Penn Calendar Penn A-Z School of Arts and Sciences University of Pennsylvania

GRAD WORKSHOP - Crossing Borders and Being Crossed by Borders: Building States and Conferring Rights

Wednesday, October 20, 2021 - 12:00pm to 1:30pm

Online Event: Please register here.
Links to papers sent to registrants.

South to Mongolia, East to Manchuria: Buriat Transborder Migration during the Russian Civil Wars

Griffin Creech (Penn History)

BETWEEN 1918 AND 1920, APPROXIMATELY 40,000 BURIATS, inhabitants of the Russian-Mongolian borderlands in eastern Siberia, fled the violence and chaos of the Russian civil wars by crossing into the relative safety of neighboring autonomous Mongolia and Manchuria. As they exited their homelands in the collapsed Russian empire, rival state-building projects, including indigenous, Soviet, and anti-Soviet forces, competed for power and legitimacy in the region. GRIFFIN CREECH investigates the threats to these projects of state construction that the migration of tens of thousands of Buriats posed by examining state builders attempts to manage transborder Buriat populations. The thorny questions of citizenship, jurisdiction, and sovereignty that this process brought to the fore confounded state builders and limited the institutional options available to them. Drawing on Charles Tilly’s conception of “popular resistance to war making and state making” and underscoring the ability of Buriat mobile pastoralists to shape the contours of an emerging state order, Creech suggests that their migration, born out of the Russian civil wars which were themselves products of competing visions of liberation engendered by the Russian revolutions of 1917, severely limited the viability of non-Bolshevik political alternatives in eastern Siberia. Thinking with Buriat transborder migrants thus reveals the dilemmas faced by nominally democratic political projects forced to construct institutions in the turbulent environment of imperial collapse and civil war.

Rights to Democratic Participation in Times of Transnational Mobility

Anna Milioni (King’s College Dept. of Philosophy)

MOBILE MIGRANTS, WHO FOR EITHER LACK OF THE LEGAL right to remain or for other reasons, do not settle permanently in their state of residence, but move from one state to another in short periods of time, pose a challenge to democracy. ANNA MILIONI questions which justice-related reasons we have to value democracy, in order to determine (a) which should be the principles for the allocation of political rights to mobile migrants and (b) whether it would be permissible to replace democracy with some non-democratic political regime in cases of increased mobility.

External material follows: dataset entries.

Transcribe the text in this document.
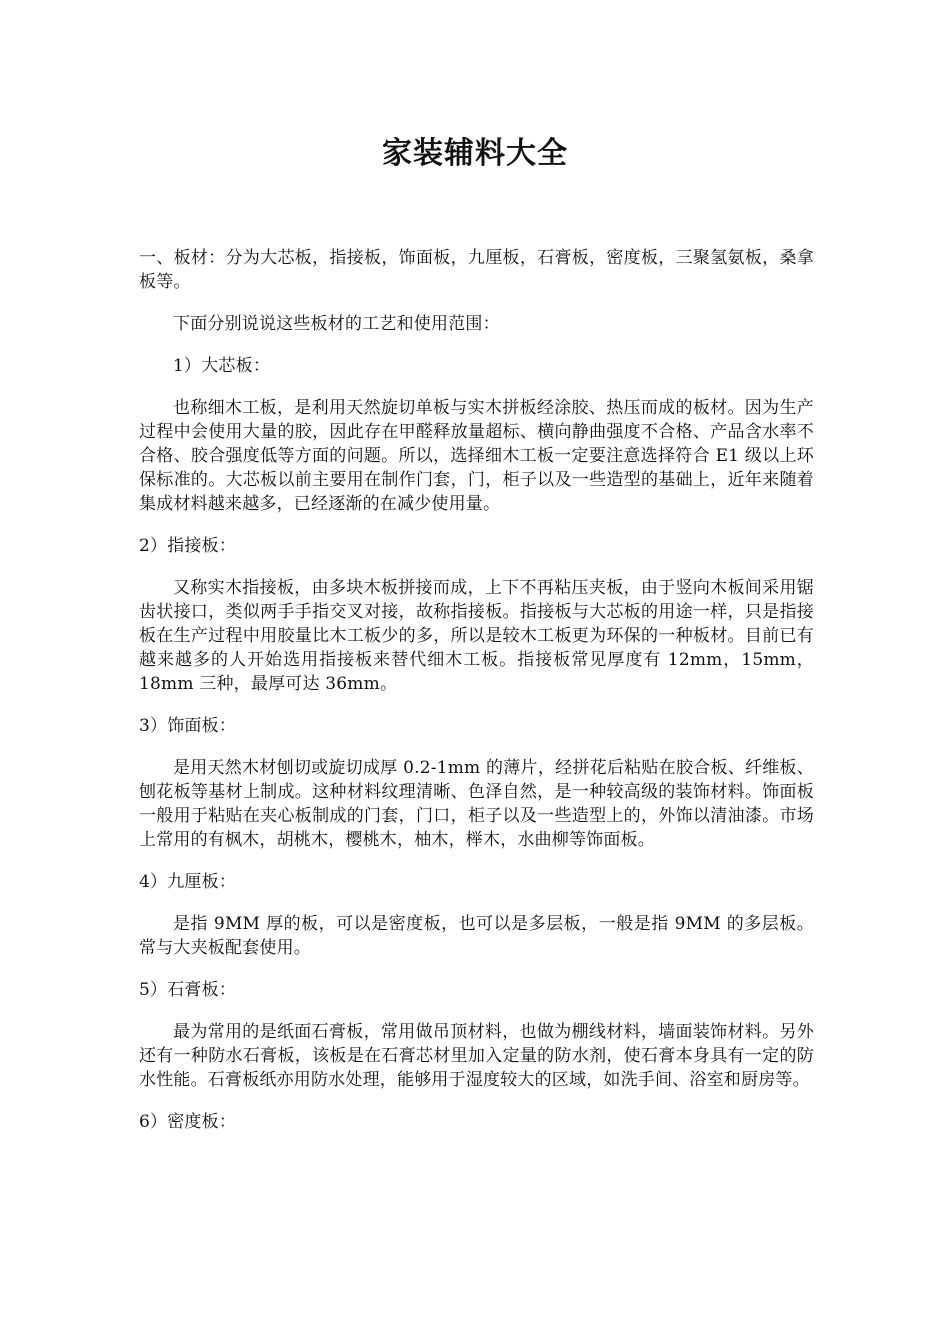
家装辅料大全

一、板材：分为大芯板，指接板，饰面板，九厘板，石膏板，密度板，三聚氢氨板，桑拿板等。

下面分别说说这些板材的工艺和使用范围：

1）大芯板：

也称细木工板，是利用天然旋切单板与实木拼板经涂胶、热压而成的板材。因为生产过程中会使用大量的胶，因此存在甲醛释放量超标、横向静曲强度不合格、产品含水率不合格、胶合强度低等方面的问题。所以，选择细木工板一定要注意选择符合 E1 级以上环保标准的。大芯板以前主要用在制作门套，门，柜子以及一些造型的基础上，近年来随着集成材料越来越多，已经逐渐的在减少使用量。

2）指接板：

又称实木指接板，由多块木板拼接而成，上下不再粘压夹板，由于竖向木板间采用锯齿状接口，类似两手手指交叉对接，故称指接板。指接板与大芯板的用途一样，只是指接板在生产过程中用胶量比木工板少的多，所以是较木工板更为环保的一种板材。目前已有越来越多的人开始选用指接板来替代细木工板。指接板常见厚度有 12mm，15mm，18mm 三种，最厚可达 36mm。

3）饰面板：

是用天然木材刨切或旋切成厚 0.2-1mm 的薄片，经拼花后粘贴在胶合板、纤维板、刨花板等基材上制成。这种材料纹理清晰、色泽自然，是一种较高级的装饰材料。饰面板一般用于粘贴在夹心板制成的门套，门口，柜子以及一些造型上的，外饰以清油漆。市场上常用的有枫木，胡桃木，樱桃木，柚木，榉木，水曲柳等饰面板。

4）九厘板：

是指 9MM 厚的板，可以是密度板，也可以是多层板，一般是指 9MM 的多层板。常与大夹板配套使用。

5）石膏板：

最为常用的是纸面石膏板，常用做吊顶材料，也做为棚线材料，墙面装饰材料。另外还有一种防水石膏板，该板是在石膏芯材里加入定量的防水剂，使石膏本身具有一定的防水性能。石膏板纸亦用防水处理，能够用于湿度较大的区域，如洗手间、浴室和厨房等。

6）密度板：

Milioni first examines two influential instrumental arguments for democracy, namely that it contributes to the protection of fundamental individual rights and that it has important epistemic benefits. She defends a weak instrumentalist interpretation of these arguments, according to which the link between democracy and the advent of these outcomes is contingent. She then examines whether there are any additional, non-instrumental reasons to prefer democracy over non-democratic regimes. Milioni presents two non-instrumental arguments for democracy, one focused mainly on autonomy and the other on equality. To reconcile these two grounds, she proposes a Kantian-inspired argument, according to which democracy allows us to relate to each other as free and as equals.